No existe una respuesta única a la hora de designar el mejor carro de combate del mundo, ya que los escenarios, las amenazas y las doctrinas militares varían notablemente. Sin embargo, desde hace años un modelo es la referencia para militares y expertos: el Leopard 2 alemán, primo hermano del Leopard 2E español.
Está diseñado para misiones en el contexto europeo y combina una gran movilidad con una logística relativamente eficiente. Su motor diésel, un V12 biturbo de 1.500 CV, facilita el mantenimiento y el suministro en campaña, lo que lo hace especialmente adecuado para operaciones prolongadas y su empleo en terrenos variables, desde zonas urbanas hasta áreas boscosas.

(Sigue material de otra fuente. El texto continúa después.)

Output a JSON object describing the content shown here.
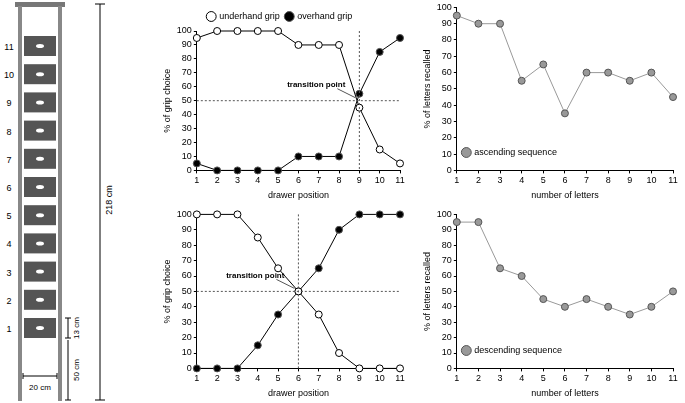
{
  "diagram": {
    "drawer_labels": [
      1,
      2,
      3,
      4,
      5,
      6,
      7,
      8,
      9,
      10,
      11
    ],
    "height_label": "218 cm",
    "drawer_height_label": "13 cm",
    "floor_gap_label": "50 cm",
    "width_label": "20 cm"
  },
  "chart_data": [
    {
      "type": "line",
      "x": [
        1,
        2,
        3,
        4,
        5,
        6,
        7,
        8,
        9,
        10,
        11
      ],
      "series": [
        {
          "name": "underhand grip",
          "color": "#000000",
          "marker": "circle_open",
          "values": [
            95,
            100,
            100,
            100,
            100,
            90,
            90,
            90,
            45,
            15,
            5
          ]
        },
        {
          "name": "overhand grip",
          "color": "#000000",
          "marker": "circle",
          "values": [
            5,
            0,
            0,
            0,
            0,
            10,
            10,
            10,
            55,
            85,
            95
          ]
        }
      ],
      "xlabel": "drawer position",
      "ylabel": "% of grip choice",
      "xlim": [
        1,
        11
      ],
      "xticks": [
        1,
        2,
        3,
        4,
        5,
        6,
        7,
        8,
        9,
        10,
        11
      ],
      "ylim": [
        0,
        100
      ],
      "yticks": [
        0,
        10,
        20,
        30,
        40,
        50,
        60,
        70,
        80,
        90,
        100
      ],
      "grid": false,
      "legend": "top",
      "annotations": [
        {
          "text": "transition point",
          "x": 9,
          "y": 50
        }
      ]
    },
    {
      "type": "line",
      "x": [
        1,
        2,
        3,
        4,
        5,
        6,
        7,
        8,
        9,
        10,
        11
      ],
      "series": [
        {
          "name": "ascending sequence",
          "color": "#999999",
          "marker": "circle",
          "values": [
            95,
            90,
            90,
            55,
            65,
            35,
            60,
            60,
            55,
            60,
            45
          ]
        }
      ],
      "xlabel": "number of letters",
      "ylabel": "% of letters recalled",
      "xlim": [
        1,
        11
      ],
      "xticks": [
        1,
        2,
        3,
        4,
        5,
        6,
        7,
        8,
        9,
        10,
        11
      ],
      "ylim": [
        0,
        100
      ],
      "yticks": [
        0,
        10,
        20,
        30,
        40,
        50,
        60,
        70,
        80,
        90,
        100
      ],
      "grid": false,
      "legend": "upper right"
    },
    {
      "type": "line",
      "x": [
        1,
        2,
        3,
        4,
        5,
        6,
        7,
        8,
        9,
        10,
        11
      ],
      "series": [
        {
          "color": "#000000",
          "marker": "circle_open",
          "values": [
            100,
            100,
            100,
            85,
            65,
            50,
            35,
            10,
            0,
            0,
            0
          ]
        },
        {
          "color": "#000000",
          "marker": "circle",
          "values": [
            0,
            0,
            0,
            15,
            35,
            50,
            65,
            90,
            100,
            100,
            100
          ]
        }
      ],
      "xlabel": "drawer position",
      "ylabel": "% of grip choice",
      "xlim": [
        1,
        11
      ],
      "xticks": [
        1,
        2,
        3,
        4,
        5,
        6,
        7,
        8,
        9,
        10,
        11
      ],
      "ylim": [
        0,
        100
      ],
      "yticks": [
        0,
        10,
        20,
        30,
        40,
        50,
        60,
        70,
        80,
        90,
        100
      ],
      "grid": false,
      "annotations": [
        {
          "text": "transition point",
          "x": 6,
          "y": 50
        }
      ]
    },
    {
      "type": "line",
      "x": [
        1,
        2,
        3,
        4,
        5,
        6,
        7,
        8,
        9,
        10,
        11
      ],
      "series": [
        {
          "name": "descending sequence",
          "color": "#999999",
          "marker": "circle",
          "values": [
            95,
            95,
            65,
            60,
            45,
            40,
            45,
            40,
            35,
            40,
            50
          ]
        }
      ],
      "xlabel": "number of letters",
      "ylabel": "% of letters recalled",
      "xlim": [
        1,
        11
      ],
      "xticks": [
        1,
        2,
        3,
        4,
        5,
        6,
        7,
        8,
        9,
        10,
        11
      ],
      "ylim": [
        0,
        100
      ],
      "yticks": [
        0,
        10,
        20,
        30,
        40,
        50,
        60,
        70,
        80,
        90,
        100
      ],
      "grid": false,
      "legend": "upper right"
    }
  ]
}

Leopard 2E: ADN alemán, fabricación española
España necesitaba un carro de combate de primera línea cuando en marzo de 1994 el Ministerio de Defensa puso en marcha el Programa Coraza. El objetivo era modernizar unas unidades acorazadas que arrastraban material obsoleto frente al resto de ejércitos de la OTAN. El 9 de junio de 1995 España y Alemania firmaron el memorando que sentó las bases de la operación, y en 1998 se cerró el contrato definitivo por 219 vehículos.
El Leopard 2E parte del Leopard 2A6 alemán, aunque incorpora la coraza de cuña adicional del Leopard 2A5 en la torreta, integrada de fábrica y no añadida después del montaje. Ese blindaje eleva el peso del carro de combate hasta las 63 toneladas, por encima de las variantes germanas equivalentes. La producción arrancó en diciembre de 2003 en la planta de Santa Bárbara Sistemas en Alcalá de Guadaíra, en Sevilla, bajo licencia de Krauss-Maffei Wegmann, y se completó en 2008 tras 2,6 millones de horas de trabajo. Alrededor del 60% de cada unidad se fabricó con componentes españoles.

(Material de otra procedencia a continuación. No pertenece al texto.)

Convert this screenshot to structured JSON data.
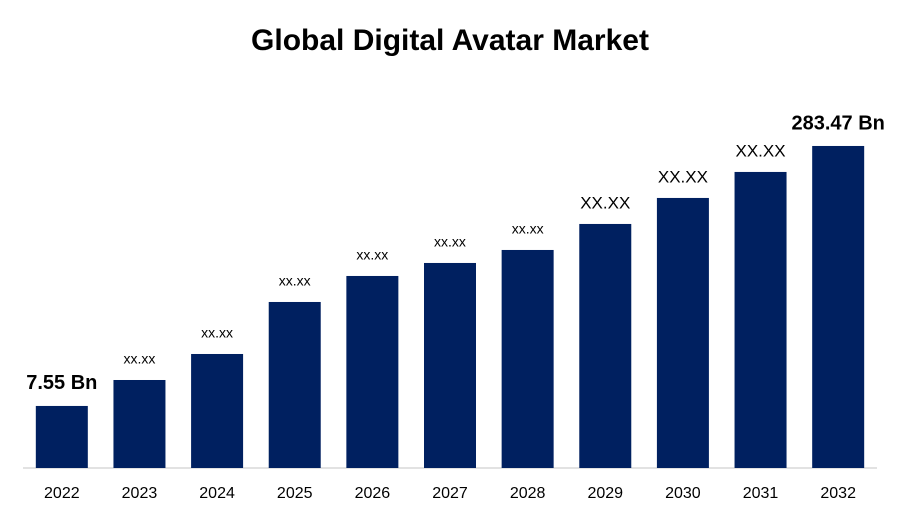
{
  "chart_data": {
    "type": "bar",
    "title": "Global Digital Avatar Market",
    "categories": [
      "2022",
      "2023",
      "2024",
      "2025",
      "2026",
      "2027",
      "2028",
      "2029",
      "2030",
      "2031",
      "2032"
    ],
    "values": [
      7.55,
      35.1,
      62.7,
      117.9,
      145.5,
      159.3,
      173.1,
      200.7,
      228.3,
      255.9,
      283.47
    ],
    "value_labels": [
      "7.55 Bn",
      "xx.xx",
      "xx.xx",
      "xx.xx",
      "xx.xx",
      "xx.xx",
      "xx.xx",
      "XX.XX",
      "XX.XX",
      "XX.XX",
      "283.47 Bn"
    ],
    "color": "#002060",
    "ylim": [
      -58.3,
      300
    ]
  }
}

Hoy el Ejército de Tierra dispone de 239 Leopard 2E repartidos entre las brigadas Extremadura, Guadarrama, Guzmán el Bueno y Aragón, y la planta sevillana sigue siendo el centro de excelencia para su mantenimiento integral, un proceso que la compañía denomina F10 y que supone desmontar cada vehículo hasta separar torre y barcaza.
El corazón ofensivo del Leopard 2E es el cañón L55 de 120 mm de ánima lisa de Rheinmetall, con capacidad para adoptar munición de nueva generación. Comandante y artillero cuentan con visores térmicos idénticos integrados por Indra y Rheinmetall Defense Electronics, mientras que el sistema de mando y control LINCE, obra de Indra, gestiona la información táctica del carro.

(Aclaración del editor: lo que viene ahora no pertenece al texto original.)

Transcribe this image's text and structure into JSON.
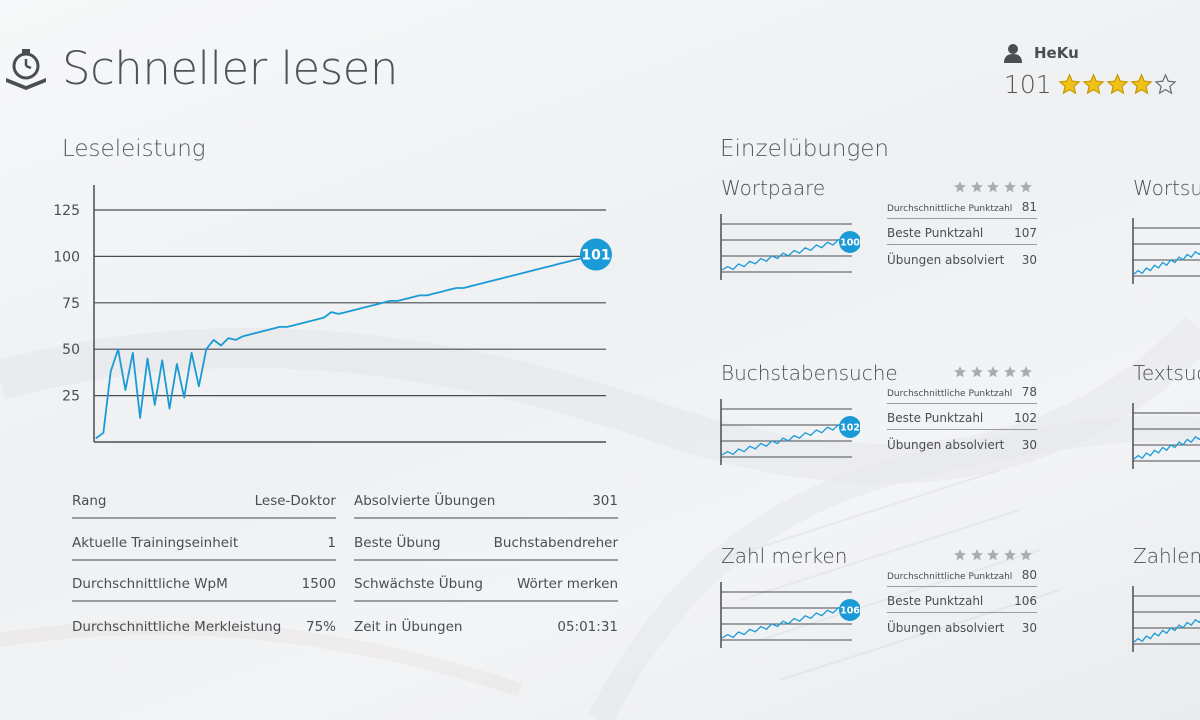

Dentro del actual programa de modernización se contempla sustituir este cañón por un L55A1 mejorado, con mayor rendimiento contra blindajes avanzados.
Escudo de la OTAN. Desde 2017 España mantiene un contingente en Letonia dentro de la misión de Presencia Avanzada Reforzada de la Alianza, integrado en la Brigada Multinacional que lidera Canadá. El aporte español supera los 600 militares, con Leopard 2E, vehículos Pizarro, artillería de campaña, una unidad de ingenieros y un sistema antiaéreo Nasams.
Ejercicios como Forge, Resolute Warrior u Oak Resolve sirven para probar la interoperabilidad del carro español junto a aliados que despliegan sus propias versiones del Leopard 2, caso de Canadá con el 2A4M o Polonia con el 2PL.
Desde la guerra en Ucrania, el Leopard 2E ya no será el mismo
Desde 2023, el gobierno federal alemán ha entregado 18 tanques Leopard a Ucrania procedentes de sus propios arsenales. Aunque el tanque sigue siendo un elemento esencial para las fuerzas armadas ucranianas, un informe del Ministerio de Defensa alemán reveló el año pasado que los soldados ucranianos tenían dificultades con el Leopard 2.
Aunque se considera un vehículo de alto rendimiento, su diseño complejo hace que las reparaciones en el campo sean muy difíciles, por lo que los vehículos dañados suelen trasladarse lejos del frente, e incluso al extranjero, según informaba el diario británico The Telegraph.
Además, los pocos sistemas entregados son vulnerables a los ataques con drones y a veces se utilizan únicamente como artillería, algo que hacen también los rusos. Según el informe, el Leopard 2 fue ideado para un uso en combate con apoyo aéreo, siguiendo la doctrina de la OTAN heredada de la Guerra Fría, algo que en Ucrania no se consigue.
Además, sufre de los mismos problemas que otros tanques occidentales, como el Abrams, el Challenger 2 o el Leclerc francés. A saber, un mantenimiento complejo y caro, a pesar de usar un motor diésel y no una turbina de gas como el Leclerc o el Abrams, así como una logística igualmente compleja lo que limita su disponibilidad en combate.
Leopard 2E en los ejercicios Trident Juncture 2015.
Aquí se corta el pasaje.